Herlin tak bisa menolak untuk pulang bersama. Waktunya memang telah memasuki maghrib. Berjalan kaki sekitar lima belas menit dari pantai menuju hotel lumayan terasa capek. Keduanya tak banyak bicara. Herlin hanya sesekali menjawab pertanyaan Tomo.
Malam itu Herlin dan Ainun tidak ikut bersama teman lain yang keluar mencari tempat makan sambil cuci mata. Keduanya ngendon di kamar. Di saat itulah Herlin marah ke Ainun yang meninggalkan dirinya di pantai tadi sore saat sunset sehingga ditemani dengan paksa oleh Tomo.
“Kamu sengaja meninggalkan aku ya Nun? Tuuuh jadinya si Tomo muncul!”

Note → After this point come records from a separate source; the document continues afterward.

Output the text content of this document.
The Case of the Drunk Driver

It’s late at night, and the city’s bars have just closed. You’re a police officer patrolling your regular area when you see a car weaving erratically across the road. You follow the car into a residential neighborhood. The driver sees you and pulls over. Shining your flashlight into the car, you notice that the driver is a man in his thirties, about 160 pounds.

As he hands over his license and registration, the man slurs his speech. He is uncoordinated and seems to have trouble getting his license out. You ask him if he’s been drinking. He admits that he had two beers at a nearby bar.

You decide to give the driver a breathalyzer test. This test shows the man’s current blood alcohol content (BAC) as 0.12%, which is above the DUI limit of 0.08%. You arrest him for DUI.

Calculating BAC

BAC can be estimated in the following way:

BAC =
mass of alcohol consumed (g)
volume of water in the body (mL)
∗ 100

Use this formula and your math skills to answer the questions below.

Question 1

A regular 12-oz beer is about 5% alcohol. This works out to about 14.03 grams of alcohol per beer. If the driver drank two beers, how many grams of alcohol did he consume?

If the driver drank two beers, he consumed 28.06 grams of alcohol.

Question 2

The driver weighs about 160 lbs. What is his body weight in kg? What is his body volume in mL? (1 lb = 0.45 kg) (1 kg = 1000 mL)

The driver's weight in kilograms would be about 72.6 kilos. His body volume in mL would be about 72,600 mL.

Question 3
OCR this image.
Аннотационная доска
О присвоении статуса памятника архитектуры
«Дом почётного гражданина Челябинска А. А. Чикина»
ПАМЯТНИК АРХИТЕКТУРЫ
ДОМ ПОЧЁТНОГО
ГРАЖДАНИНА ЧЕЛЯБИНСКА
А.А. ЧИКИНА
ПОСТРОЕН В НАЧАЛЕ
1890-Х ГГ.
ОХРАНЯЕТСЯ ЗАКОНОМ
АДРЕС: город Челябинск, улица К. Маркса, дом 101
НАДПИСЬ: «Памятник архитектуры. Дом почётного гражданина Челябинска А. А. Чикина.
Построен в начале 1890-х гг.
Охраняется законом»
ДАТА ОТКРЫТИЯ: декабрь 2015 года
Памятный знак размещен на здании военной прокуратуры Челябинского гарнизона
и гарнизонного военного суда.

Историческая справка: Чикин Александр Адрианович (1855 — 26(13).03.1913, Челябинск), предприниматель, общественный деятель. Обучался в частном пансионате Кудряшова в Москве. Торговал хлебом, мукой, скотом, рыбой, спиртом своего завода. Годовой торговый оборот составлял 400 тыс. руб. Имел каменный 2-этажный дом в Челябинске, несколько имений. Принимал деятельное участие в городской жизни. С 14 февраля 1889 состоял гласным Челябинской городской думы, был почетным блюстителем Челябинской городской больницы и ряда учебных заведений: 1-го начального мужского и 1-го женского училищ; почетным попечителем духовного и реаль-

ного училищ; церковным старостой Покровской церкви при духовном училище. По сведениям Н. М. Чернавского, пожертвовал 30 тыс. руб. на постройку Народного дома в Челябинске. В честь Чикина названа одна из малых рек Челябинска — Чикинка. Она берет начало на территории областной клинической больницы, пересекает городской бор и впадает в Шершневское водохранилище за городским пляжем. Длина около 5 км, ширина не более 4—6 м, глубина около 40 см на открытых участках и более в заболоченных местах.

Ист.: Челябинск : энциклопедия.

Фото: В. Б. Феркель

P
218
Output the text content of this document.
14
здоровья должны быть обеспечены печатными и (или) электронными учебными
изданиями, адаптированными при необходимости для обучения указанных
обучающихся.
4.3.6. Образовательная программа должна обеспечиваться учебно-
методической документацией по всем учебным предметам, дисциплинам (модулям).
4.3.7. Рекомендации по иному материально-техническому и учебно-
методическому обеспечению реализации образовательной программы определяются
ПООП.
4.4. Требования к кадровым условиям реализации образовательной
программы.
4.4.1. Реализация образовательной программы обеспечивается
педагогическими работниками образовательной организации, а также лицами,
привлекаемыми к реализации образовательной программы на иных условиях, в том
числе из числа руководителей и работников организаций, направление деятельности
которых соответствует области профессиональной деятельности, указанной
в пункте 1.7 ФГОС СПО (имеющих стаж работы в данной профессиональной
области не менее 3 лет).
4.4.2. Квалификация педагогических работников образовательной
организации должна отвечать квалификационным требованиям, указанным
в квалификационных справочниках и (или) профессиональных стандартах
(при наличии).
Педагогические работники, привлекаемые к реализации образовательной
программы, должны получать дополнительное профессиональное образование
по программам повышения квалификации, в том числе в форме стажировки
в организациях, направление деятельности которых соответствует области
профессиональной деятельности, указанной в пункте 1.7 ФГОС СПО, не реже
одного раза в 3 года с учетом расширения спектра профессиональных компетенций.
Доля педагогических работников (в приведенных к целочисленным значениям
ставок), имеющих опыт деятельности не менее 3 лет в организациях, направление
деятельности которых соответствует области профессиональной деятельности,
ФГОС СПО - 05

“Enak saja, aku dipanggil ibu kepala tahu! Lagi pula itu jaga mulut kamu lho Lin!”
“Memang aku ngomong apa?”
“Itu tadi, kamu ngomong Si Tomo! Jangan pakai Si, nggak sopan tahu!”
“Hihi biar saja … orangnya nggak tahu inih!”
“Besok aku beritahu dia lho!”
“Jangaaan…. ! Awas Nun kalau sampai kamu ngomong sama dia!”
“Kenapa? Takut kuwalat? Panggil Mas Tomo gitu!”
“Enggak laaah …. hihi, tapi ganteng juga siiih….” kata Herlin sambil melirihkan suaranya hampir tak kedengaran.